2009.03.16 Neuss : Lemme und Ullrich von EHF freigestellt

Die unter Manipulationsverdacht stehenden Top-Schiedsrichter Frank Lemme und Bernd Ullrich wurden von der Europäischen Handball-Federation vorerst von ihren Aufgaben freigestellt.

us
Schiedsrichter Bernd Ullrich

Die Europäische Handball-Federation (EHF) hat die unter Manipulationsverdacht stehenden deutschen Top-Schiedsrichter Frank Lemme und Bernd Ullrich vorerst von ihren Aufgaben freigestellt. Das gab die EHF am Sonntag auf ihrer Internetseite bekannt. Für das EM-Qualifikationsspiel am 18. März zwischen Mazedonien und Island in Skopje wurde für Lemme/Ullrich das Brüderpaar Bernd und Reiner Methe (Vellmar) angesetzt.
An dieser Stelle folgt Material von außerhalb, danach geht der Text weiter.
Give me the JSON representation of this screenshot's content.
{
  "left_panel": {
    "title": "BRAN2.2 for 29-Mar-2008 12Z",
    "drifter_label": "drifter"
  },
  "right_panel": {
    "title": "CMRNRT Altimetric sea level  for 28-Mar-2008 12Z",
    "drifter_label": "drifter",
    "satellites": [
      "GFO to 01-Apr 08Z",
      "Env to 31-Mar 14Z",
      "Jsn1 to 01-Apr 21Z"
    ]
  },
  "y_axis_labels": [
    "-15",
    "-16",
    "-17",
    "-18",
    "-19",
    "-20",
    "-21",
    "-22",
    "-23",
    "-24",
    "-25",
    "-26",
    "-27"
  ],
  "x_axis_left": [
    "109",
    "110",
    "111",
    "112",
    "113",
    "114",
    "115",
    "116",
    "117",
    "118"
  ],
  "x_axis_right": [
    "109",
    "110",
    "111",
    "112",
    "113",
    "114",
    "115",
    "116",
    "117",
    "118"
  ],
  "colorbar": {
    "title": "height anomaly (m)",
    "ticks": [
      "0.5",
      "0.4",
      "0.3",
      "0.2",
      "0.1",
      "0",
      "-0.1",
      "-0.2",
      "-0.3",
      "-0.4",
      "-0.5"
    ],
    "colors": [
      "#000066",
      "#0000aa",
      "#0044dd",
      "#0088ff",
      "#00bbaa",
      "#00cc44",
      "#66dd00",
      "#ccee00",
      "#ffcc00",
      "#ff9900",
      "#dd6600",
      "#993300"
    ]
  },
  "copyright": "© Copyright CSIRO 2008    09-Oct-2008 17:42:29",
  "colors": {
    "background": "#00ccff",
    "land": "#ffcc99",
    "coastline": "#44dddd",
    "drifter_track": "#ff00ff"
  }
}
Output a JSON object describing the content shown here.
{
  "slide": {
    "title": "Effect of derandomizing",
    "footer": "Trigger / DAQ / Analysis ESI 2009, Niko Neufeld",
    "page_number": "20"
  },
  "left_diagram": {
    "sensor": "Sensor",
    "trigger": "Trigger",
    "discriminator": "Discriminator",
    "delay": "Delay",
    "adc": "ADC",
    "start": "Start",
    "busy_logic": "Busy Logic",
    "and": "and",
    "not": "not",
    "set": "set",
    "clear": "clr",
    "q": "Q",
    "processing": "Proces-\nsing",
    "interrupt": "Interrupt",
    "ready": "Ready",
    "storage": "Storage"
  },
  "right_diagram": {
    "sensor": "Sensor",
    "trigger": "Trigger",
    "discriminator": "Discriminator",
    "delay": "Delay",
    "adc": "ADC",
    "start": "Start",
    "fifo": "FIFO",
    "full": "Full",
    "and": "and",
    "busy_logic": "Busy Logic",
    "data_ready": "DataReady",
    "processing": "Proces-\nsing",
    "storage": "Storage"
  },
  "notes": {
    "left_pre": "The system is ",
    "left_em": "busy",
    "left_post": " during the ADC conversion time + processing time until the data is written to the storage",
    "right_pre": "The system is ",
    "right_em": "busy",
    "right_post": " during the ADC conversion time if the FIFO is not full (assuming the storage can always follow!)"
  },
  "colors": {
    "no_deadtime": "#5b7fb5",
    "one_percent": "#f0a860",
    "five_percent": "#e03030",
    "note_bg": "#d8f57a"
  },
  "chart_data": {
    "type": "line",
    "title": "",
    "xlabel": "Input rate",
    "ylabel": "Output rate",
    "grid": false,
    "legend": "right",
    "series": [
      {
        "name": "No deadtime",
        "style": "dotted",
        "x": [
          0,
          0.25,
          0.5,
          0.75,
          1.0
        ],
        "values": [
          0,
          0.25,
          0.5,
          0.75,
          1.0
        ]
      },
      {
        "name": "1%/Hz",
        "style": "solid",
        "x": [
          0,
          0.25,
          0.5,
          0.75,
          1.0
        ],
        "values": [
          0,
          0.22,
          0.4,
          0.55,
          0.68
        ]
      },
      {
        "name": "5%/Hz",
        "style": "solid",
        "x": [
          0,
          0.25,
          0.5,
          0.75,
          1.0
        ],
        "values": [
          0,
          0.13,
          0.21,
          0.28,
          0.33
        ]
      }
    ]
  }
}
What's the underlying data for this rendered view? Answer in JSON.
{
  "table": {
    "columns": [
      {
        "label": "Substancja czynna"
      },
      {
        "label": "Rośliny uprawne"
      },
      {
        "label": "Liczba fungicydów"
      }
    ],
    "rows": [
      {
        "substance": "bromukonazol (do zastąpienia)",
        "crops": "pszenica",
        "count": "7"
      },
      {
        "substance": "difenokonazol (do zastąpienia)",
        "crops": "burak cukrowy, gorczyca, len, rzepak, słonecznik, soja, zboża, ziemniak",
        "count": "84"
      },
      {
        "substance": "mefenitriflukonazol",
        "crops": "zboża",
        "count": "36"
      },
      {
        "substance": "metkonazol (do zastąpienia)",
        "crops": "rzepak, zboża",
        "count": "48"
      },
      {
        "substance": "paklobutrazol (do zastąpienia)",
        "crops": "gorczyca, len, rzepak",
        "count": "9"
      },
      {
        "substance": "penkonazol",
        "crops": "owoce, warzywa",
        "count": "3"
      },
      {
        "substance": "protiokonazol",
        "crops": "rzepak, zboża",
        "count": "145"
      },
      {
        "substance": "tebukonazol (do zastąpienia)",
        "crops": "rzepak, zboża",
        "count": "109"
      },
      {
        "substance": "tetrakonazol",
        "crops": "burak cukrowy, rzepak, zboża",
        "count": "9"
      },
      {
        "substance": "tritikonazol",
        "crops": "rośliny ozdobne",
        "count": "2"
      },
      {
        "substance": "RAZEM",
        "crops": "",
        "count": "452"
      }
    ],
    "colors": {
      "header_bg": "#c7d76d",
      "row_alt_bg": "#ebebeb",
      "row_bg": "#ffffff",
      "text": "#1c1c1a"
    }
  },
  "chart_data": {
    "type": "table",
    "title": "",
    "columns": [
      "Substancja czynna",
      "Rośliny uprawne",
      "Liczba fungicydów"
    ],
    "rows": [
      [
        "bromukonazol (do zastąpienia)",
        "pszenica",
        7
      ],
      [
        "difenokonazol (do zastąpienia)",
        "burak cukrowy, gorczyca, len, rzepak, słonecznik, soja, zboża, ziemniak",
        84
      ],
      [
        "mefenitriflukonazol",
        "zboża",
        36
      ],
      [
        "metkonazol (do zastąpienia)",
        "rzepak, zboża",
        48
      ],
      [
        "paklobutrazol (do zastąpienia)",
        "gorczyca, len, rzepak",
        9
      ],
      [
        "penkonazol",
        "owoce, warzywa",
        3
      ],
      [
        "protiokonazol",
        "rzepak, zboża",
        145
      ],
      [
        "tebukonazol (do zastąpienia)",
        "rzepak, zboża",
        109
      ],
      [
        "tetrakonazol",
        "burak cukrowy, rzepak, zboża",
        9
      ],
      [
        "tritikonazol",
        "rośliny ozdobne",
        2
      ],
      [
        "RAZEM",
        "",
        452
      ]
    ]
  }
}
Die EHF teilte zwar mit, dass die Unschuldsvermutung gelte, doch müsse man den Vorfall erst einmal untersuchen. Der Spiegel berichtet in seiner am Montag erscheinenden Ausgabe, russische Zollbeamte hätten am 29. April 2006 am Moskauer Flughafen Scheremetjewo 50.000 US-Dollar Bargeld im Gepäck von Ullrich gefunden. Die beiden Magdeburger hatten seinerzeit in der russischen Hauptstadt das Finalrückspiel um den Europapokal der Pokalsieger zwischen Medwedi Moskau und BM Valladolid geleitet. Die Spanier gewannen die erste Partie vor eigenem Publikum mit sieben Toren Vorsprung, verloren jedoch in Russland mit acht Toren Differenz.

"Wir haben kein Spiel verschoben, wir sind reingelegt worden. Wir sind doch nicht so doof, dass wir mit 50.000 Dollar Bargeld in den Zoll reinlaufen. Unser Fehler war, dass wir es nicht sofort dem europäischen Verband gemeldet haben", sagte Ullrich der Hamburger Morgenpost.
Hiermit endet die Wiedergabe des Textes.